The Obama administration says that efforts to combat the crisis have been hampered by the unintended consequence of an anti-sex-trafficking law signed by president George W Bush in 2008. This stops children (not from Mexico or Canada) entering the country unaccompanied being returned to their home country quickly. The law guarantees these children legal representation at immigration hearings.
This is where problems have arisen. The Department of Justice disclosed the massive backlog in the system at a Senate hearing this week: there are 375,000 cases waiting to be heard by 243 immigration judges.
At the hearing, Republican senator John McCain noted the lower number of children being repatriated to Central America meant that there were "pretty good odds" that they could stay in the US. "The message that people are getting on the ground is if you make it to the US border you won't be deported immediately. Even the word immediately might be dropped from that," said Marc Rosenblum, deputy director of the US Immigration Policy Programme at the Migration Policy Institute, a Washington-based think tank.
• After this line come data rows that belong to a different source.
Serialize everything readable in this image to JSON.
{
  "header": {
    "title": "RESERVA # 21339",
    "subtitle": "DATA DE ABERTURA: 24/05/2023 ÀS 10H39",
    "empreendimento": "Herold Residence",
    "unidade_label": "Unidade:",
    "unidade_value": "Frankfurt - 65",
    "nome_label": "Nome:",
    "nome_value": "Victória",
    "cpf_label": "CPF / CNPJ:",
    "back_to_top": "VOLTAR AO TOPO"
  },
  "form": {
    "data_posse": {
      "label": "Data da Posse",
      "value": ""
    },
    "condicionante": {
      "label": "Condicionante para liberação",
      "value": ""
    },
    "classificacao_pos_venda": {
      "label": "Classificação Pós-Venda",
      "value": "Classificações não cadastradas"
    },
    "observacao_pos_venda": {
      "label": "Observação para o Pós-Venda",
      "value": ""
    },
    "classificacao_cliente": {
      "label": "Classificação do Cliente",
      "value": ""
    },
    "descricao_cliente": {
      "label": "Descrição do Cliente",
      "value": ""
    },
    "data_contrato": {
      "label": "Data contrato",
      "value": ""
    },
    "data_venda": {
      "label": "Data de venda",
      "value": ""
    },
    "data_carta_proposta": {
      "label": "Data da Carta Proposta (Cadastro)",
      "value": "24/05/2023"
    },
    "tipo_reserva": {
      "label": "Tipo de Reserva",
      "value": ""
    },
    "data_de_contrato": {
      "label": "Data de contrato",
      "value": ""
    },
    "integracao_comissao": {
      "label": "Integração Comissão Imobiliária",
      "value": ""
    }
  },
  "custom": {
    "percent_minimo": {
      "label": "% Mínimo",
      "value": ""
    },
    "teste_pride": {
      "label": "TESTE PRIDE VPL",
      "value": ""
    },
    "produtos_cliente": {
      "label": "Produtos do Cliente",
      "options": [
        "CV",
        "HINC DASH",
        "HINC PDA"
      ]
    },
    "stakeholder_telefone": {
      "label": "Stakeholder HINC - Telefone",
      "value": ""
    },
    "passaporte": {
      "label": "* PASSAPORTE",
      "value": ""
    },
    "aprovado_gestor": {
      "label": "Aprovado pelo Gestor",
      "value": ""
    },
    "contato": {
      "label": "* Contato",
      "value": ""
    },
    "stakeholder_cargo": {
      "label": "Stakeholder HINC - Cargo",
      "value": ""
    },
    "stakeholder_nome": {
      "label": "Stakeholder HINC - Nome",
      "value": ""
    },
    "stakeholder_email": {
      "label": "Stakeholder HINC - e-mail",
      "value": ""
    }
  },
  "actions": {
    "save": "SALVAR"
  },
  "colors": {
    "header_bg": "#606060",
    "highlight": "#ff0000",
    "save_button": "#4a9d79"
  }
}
“If their hearing date isn’t for two years, that is a lifetime for kids who are fleeing circumstances in Central America.”
The Obama administration must now try to deal compassionately with the wave of child immigrants while at the same time strengthening enforcement to deter more from attempting to enter the US illegally.
The $3.7 billion emergency fund requested will be used to speed up the vetting of child migrants by hiring more judges and financing more detention centres while migrants await trial. The White House has said most will be deported.
In Murrieta, demonstrators have vowed to continue protesting until the migrants buses stop coming.
“I am proud to be a part of this,” says Kim Smith, one of the local protestors. “My philosophy is that it just takes a few to stand up and it spreads like wildfire.”
On the other side, pro-immigration activists acknowledge that both sides will eventually have to talk constructively with one another if the country’s immigration crisis is to be resolved.
“It is a conversation that has to be done with more love and empathy and less hate,” says Californian immigration activist Fernando Romero.